Parent Petroliam Nasional, or Petronas, offered 5.30 ringgit per share in cash for the remaining 37 percent stake in the shipping unit, according to a stock exchange filing on Jan. 31, valuing the deal at 8.8 billion ringgit ($2.8 billion.) That’s 19 percent more than MISC’s last traded price of 4.45 ringgit on Jan. 31, before trading was halted for the announcement. The exchange was closed Feb. 1 for a holiday.

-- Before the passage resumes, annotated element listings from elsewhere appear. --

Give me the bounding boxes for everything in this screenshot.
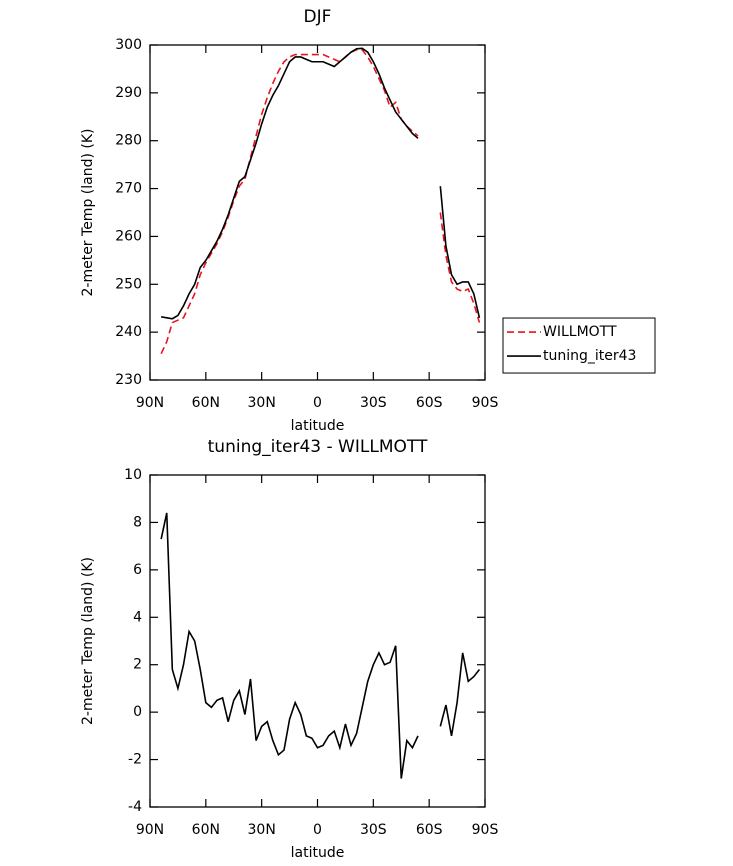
y-tick-label: 8: [133, 514, 142, 530]
x-tick-label: 30S: [360, 395, 387, 411]
y-tick-label: 270: [115, 181, 142, 197]
y-axis-label: 2-meter Temp (land) (K): [80, 557, 96, 725]
legend-box: [502, 317, 656, 374]
x-tick-label: 60N: [192, 395, 220, 411]
y-tick-label: 290: [115, 85, 142, 101]
x-tick-label: 60S: [416, 395, 443, 411]
y-tick-label: 230: [115, 372, 142, 388]
plot-frame: [149, 474, 486, 808]
y-tick-label: 260: [115, 228, 142, 244]
x-tick-label: 90S: [472, 822, 499, 838]
x-tick-label: 60N: [192, 822, 220, 838]
x-tick-label: 30N: [248, 395, 276, 411]
y-tick-label: -4: [128, 799, 142, 815]
plot-frame: [149, 44, 486, 381]
y-tick-label: 280: [115, 133, 142, 149]
x-tick-label: 0: [313, 395, 322, 411]
x-tick-label: 0: [313, 822, 322, 838]
y-tick-label: 250: [115, 276, 142, 292]
x-tick-label: 60S: [416, 822, 443, 838]
x-axis-label: latitude: [291, 418, 345, 434]
data-line: [160, 48, 481, 355]
y-tick-label: 6: [133, 562, 142, 578]
data-line: [160, 512, 481, 779]
chart-title: tuning_iter43 - WILLMOTT: [208, 437, 428, 457]
y-axis-label: 2-meter Temp (land) (K): [80, 129, 96, 297]
y-tick-label: 2: [133, 657, 142, 673]
chart-title: DJF: [304, 7, 332, 27]
x-tick-label: 30N: [248, 822, 276, 838]
y-tick-label: 0: [133, 704, 142, 720]
x-axis-label: latitude: [291, 845, 345, 861]
y-tick-label: 240: [115, 324, 142, 340]
x-tick-label: 90S: [472, 395, 499, 411]
x-tick-label: 90N: [136, 822, 164, 838]
data-line: [161, 47, 481, 320]
y-tick-label: 4: [133, 609, 142, 625]
x-tick-label: 30S: [360, 822, 387, 838]
y-tick-label: -2: [128, 752, 142, 768]
y-tick-label: 300: [115, 37, 142, 53]
y-tick-label: 10: [124, 467, 142, 483]
legend-label: tuning_iter43: [543, 348, 636, 364]
legend-label: WILLMOTT: [543, 324, 617, 340]
x-tick-label: 90N: [136, 395, 164, 411]
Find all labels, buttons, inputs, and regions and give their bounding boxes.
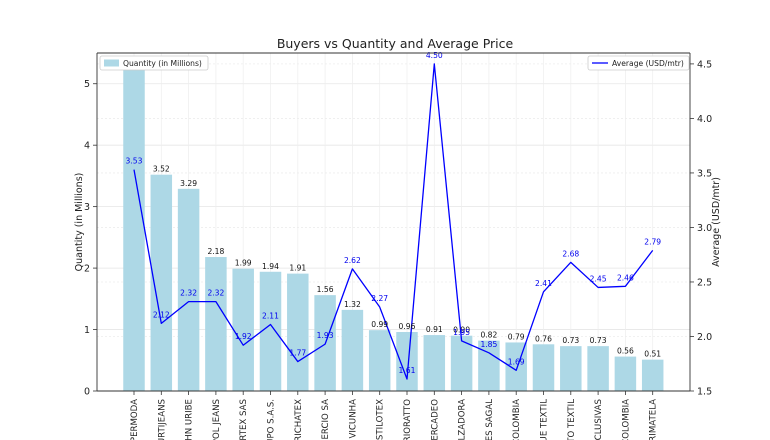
bar-value-label: 3.29 <box>180 179 197 188</box>
bar-value-label: 2.18 <box>207 247 224 256</box>
bar <box>123 56 145 391</box>
bar-value-label: 0.56 <box>617 347 634 356</box>
bar <box>642 360 664 391</box>
x-tick-label: COLOMBIA <box>512 399 522 440</box>
line-value-label: 2.11 <box>262 311 279 320</box>
x-tick-label: UPO S.A.S. <box>267 399 277 440</box>
x-tick-label: RIORATTO <box>403 399 413 440</box>
bar-value-label: 1.99 <box>235 259 252 268</box>
y2-tick-label: 2.5 <box>697 277 712 288</box>
line-value-label: 2.79 <box>644 237 661 246</box>
line-value-label: 2.27 <box>371 294 388 303</box>
x-tick-label: UE TEXTIL <box>540 399 550 440</box>
x-tick-label: POL JEANS <box>212 399 222 440</box>
legend-bars: Quantity (in Millions) <box>100 56 208 70</box>
legend-bars-swatch <box>104 60 119 67</box>
bar <box>369 330 391 391</box>
bar-value-label: 0.76 <box>535 334 552 343</box>
bar <box>342 310 364 391</box>
line-value-label: 1.69 <box>508 357 525 366</box>
chart-title: Buyers vs Quantity and Average Price <box>277 36 514 51</box>
bar-value-label: 1.91 <box>289 264 306 273</box>
x-tick-label: RIMATELA <box>649 399 659 440</box>
y-tick-label: 4 <box>84 141 90 152</box>
line-value-label: 3.53 <box>126 157 143 166</box>
y2-tick-label: 4.0 <box>697 114 712 125</box>
bar <box>232 269 254 391</box>
bar <box>587 346 609 391</box>
line-value-label: 2.41 <box>535 279 552 288</box>
bar-value-label: 0.82 <box>480 331 497 340</box>
bar <box>615 357 637 391</box>
x-tick-label: LZADORA <box>458 399 468 440</box>
x-tick-label: URTIJEANS <box>157 399 167 440</box>
y2-tick-label: 3.5 <box>697 168 712 179</box>
bar <box>533 344 555 391</box>
bar-value-label: 0.96 <box>399 322 416 331</box>
bar <box>260 272 282 391</box>
line-value-label: 2.62 <box>344 256 361 265</box>
bar-value-label: 0.73 <box>590 336 607 345</box>
y-tick-label: 0 <box>84 387 90 398</box>
x-tick-label: IERCIO SA <box>321 399 331 440</box>
line-value-label: 2.32 <box>180 289 197 298</box>
bar-value-label: 3.52 <box>153 165 170 174</box>
y-tick-label: 5 <box>84 79 90 90</box>
y-axis-label: Quantity (in Millions) <box>74 173 85 272</box>
x-tick-label: ERCADEO <box>430 399 440 440</box>
y-tick-label: 1 <box>84 325 90 336</box>
legend-line-label: Average (USD/mtr) <box>612 59 684 68</box>
line-value-label: 1.92 <box>235 332 252 341</box>
line-value-label: 4.50 <box>426 51 443 60</box>
bar-value-label: 0.73 <box>562 336 579 345</box>
line-value-label: 1.85 <box>480 340 497 349</box>
bar <box>424 335 446 391</box>
y2-tick-label: 2.0 <box>697 332 712 343</box>
bar-value-label: 0.51 <box>644 350 661 359</box>
line-value-label: 2.12 <box>153 310 170 319</box>
bar <box>287 274 309 391</box>
y2-axis-label: Average (USD/mtr) <box>711 177 722 267</box>
x-tick-label: VICUNHA <box>348 399 358 439</box>
legend-line: Average (USD/mtr) <box>588 56 689 70</box>
x-tick-label: RICHATEX <box>294 399 304 440</box>
line-value-label: 2.45 <box>590 274 607 283</box>
chart: 3.52 3.29 2.18 1.99 1.94 1.91 1.56 1.32 0.99 0.96… <box>0 0 770 440</box>
x-tick-label: ES SAGAL <box>485 399 495 440</box>
bar-value-label: 0.79 <box>508 332 525 341</box>
x-tick-label: CLUSIVAS <box>594 399 604 440</box>
x-tick-label: TO TEXTIL <box>567 399 577 440</box>
bar-layer <box>123 56 663 391</box>
legend-bars-label: Quantity (in Millions) <box>123 59 202 68</box>
y2-tick-label: 4.5 <box>697 59 712 70</box>
x-tick-label: STILOTEX <box>376 399 386 440</box>
line-value-label: 2.68 <box>562 249 579 258</box>
bar <box>560 346 582 391</box>
bar-value-label: 0.91 <box>426 325 443 334</box>
line-value-label: 2.32 <box>207 289 224 298</box>
y2-tick-label: 3.0 <box>697 223 712 234</box>
line-value-label: 1.61 <box>399 366 416 375</box>
bar <box>396 332 418 391</box>
line-value-label: 1.93 <box>317 331 334 340</box>
x-tick-label: COLOMBIA <box>621 399 631 440</box>
bar <box>205 257 227 391</box>
bar-value-label: 0.99 <box>371 320 388 329</box>
x-tick-label: PERMODA <box>130 399 140 440</box>
line-value-label: 1.95 <box>453 328 470 337</box>
x-tick-label: RTEX SAS <box>239 399 249 440</box>
y2-tick-label: 1.5 <box>697 387 712 398</box>
x-tick-label: OHN URIBE <box>185 399 195 440</box>
line-value-label: 2.46 <box>617 273 634 282</box>
line-value-label: 1.77 <box>289 349 306 358</box>
bar-value-label: 1.56 <box>317 285 334 294</box>
bar-value-label: 1.32 <box>344 300 361 309</box>
bar-value-label: 1.94 <box>262 262 279 271</box>
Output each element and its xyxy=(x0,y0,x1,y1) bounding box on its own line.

“The takeover offer was a positive surprise,” Raymond Yap and Calvin Yew, analysts at CIMB Group Holdings Bhd., wrote in a report dated Feb. 1. “We suspect minority shareholders will accept the offer given that the weak tanker shipping markets are expected to keep the share price low over the next one to two years.” They raised their share price estimate to 5.30 ringgit from 4.32 ringgit to match the offer price.
Before today’s surge, MISC shares have tumbled about 46 percent over the past two years as it booked losses and exited the liner industry. It shuttered its container-ship business last year to focus on LNG tankers after the cargo-box unit made $789 million of losses over three years due to global overcapacity and falling rates.
Today’s share price jump boosted MISC’s gain this year to 21 percent, compared with the 3.2 percent decline in the benchmark FTSE Bursa Malaysia KLCI Index.
MISC operates the world’s second biggest fleet of LNG ships after Qatar Gas Transport Co., according to Clarkson Plc, the world’s largest shipbroker.